This answer shows that linear and polynomial function weights can be trained using this matrix operation:
$w = (X^TX)^{-1}X^Ty$
Therefore, algorithms such as gradient descent are not necessary for these functions. By my understanding, gradient descent for linear regression model finds perfect derivative for each weight so that cost function is minimal.

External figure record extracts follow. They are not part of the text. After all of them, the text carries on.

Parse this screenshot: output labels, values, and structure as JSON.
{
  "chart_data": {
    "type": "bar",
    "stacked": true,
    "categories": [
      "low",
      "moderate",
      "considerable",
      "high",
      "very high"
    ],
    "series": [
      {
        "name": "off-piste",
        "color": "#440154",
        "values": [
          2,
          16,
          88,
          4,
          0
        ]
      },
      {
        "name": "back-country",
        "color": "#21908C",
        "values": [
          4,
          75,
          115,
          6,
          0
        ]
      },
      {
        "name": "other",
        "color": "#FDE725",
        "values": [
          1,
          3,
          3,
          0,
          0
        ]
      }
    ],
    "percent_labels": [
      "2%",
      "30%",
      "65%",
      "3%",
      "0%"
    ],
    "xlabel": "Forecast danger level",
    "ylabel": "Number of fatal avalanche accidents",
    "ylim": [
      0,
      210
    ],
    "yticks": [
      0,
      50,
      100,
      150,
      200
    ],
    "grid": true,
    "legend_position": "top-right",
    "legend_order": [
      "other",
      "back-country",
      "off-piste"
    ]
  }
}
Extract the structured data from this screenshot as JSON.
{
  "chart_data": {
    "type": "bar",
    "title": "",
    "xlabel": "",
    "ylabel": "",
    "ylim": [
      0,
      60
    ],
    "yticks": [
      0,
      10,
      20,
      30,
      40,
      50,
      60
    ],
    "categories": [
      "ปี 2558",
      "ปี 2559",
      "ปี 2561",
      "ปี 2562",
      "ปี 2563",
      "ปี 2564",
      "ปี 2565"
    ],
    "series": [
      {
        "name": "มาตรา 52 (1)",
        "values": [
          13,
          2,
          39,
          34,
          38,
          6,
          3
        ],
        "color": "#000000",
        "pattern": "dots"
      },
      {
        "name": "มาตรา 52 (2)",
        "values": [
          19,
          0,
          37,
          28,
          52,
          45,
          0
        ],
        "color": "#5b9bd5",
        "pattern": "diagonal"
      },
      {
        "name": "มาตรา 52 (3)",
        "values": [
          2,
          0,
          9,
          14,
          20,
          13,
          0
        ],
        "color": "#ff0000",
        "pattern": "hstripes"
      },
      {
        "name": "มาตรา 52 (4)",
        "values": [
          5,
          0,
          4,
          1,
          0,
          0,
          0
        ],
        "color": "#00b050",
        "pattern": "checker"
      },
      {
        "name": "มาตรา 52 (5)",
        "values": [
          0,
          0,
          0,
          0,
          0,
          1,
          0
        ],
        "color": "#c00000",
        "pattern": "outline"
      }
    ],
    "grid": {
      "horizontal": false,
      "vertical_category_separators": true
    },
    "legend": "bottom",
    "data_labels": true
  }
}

Before asking for connections between gradient descent and equation above, let's separate the equation in smaller steps:
$X = [1,2,3,4,5,6,7,8,9,10,11,12]$
$y=[2.3,2.33,2.29,2.3,2.36,2.4,2.46,2.5,2.48,2.43,2.38,2.35]$
Let's turn $X$ vector to matrix by adding column of 1's which will be used to train the bias value:
\begin{bmatrix} 1 & 1 \\ 2 & 1 \\ 3 & 1 \\ 4 & 1 \\ 5 & 1 \\ 6 & 1 \\ 7 & 1 \\ 8 & 1 \\ 9 & 1 \\ 10 & 1 \\ 11 & 1 \\ 12 & 1 \end{bmatrix}
Transpose: $X^T$:
\begin{bmatrix} 1 & 2 & 3 & 4 & 5 & 6 & 7 & 9 & 10 & 11 & 12 \\ 1 & 1 & 1 & 1 & 1 & 1 & 1 & 1 & 1 & 1 & 1 \end{bmatrix}
Matrix multiplication $X^TX$:
\begin{bmatrix} 650 & 78 \\ 78 & 12 \end{bmatrix}
Inverse matrix operation $(X^TX)^{-1}$:
\begin{bmatrix} 0.00699301 & -0.04545455 \\ -0.04545455 & 0.37878788 \end{bmatrix}
Matrix multiplication $(X^TX)^{-1}X^T$:
array([[-0.03846154, -0.03146853, -0.02447552, -0.01748252, -0.01048951, -0.0034965 , 0.0034965 , 0.01048951, 0.01748252, 0.02447552, 0.03146853, 0.03846154], [ 0.33333333, 0.28787879, 0.24242424, 0.1969697 , 0.15151515, 0.10606061, 0.06060606, 0.01515152, -0.03030303, -0.07575758, -0.12121212, -0.16666667]])
Matrix vector multiplication $(X^TX)^{-1}X^Ty$:
\begin{bmatrix} 0.01174825 & 2.30530303 \end{bmatrix}
This seems to be the perfect slope for minimizing cost. But I'm unable to understand how does it exactly work.
It seems like that the algorithm such as gradient descent would've took extremely large amount of iterations to estimate perfect slope and bias value.
How/why does this equation exactly work? Is it somehow related to differentiation? Could it be compared to algorithms such as gradient descent? If so, how? Is it possible to use this equation with sigmoid functions?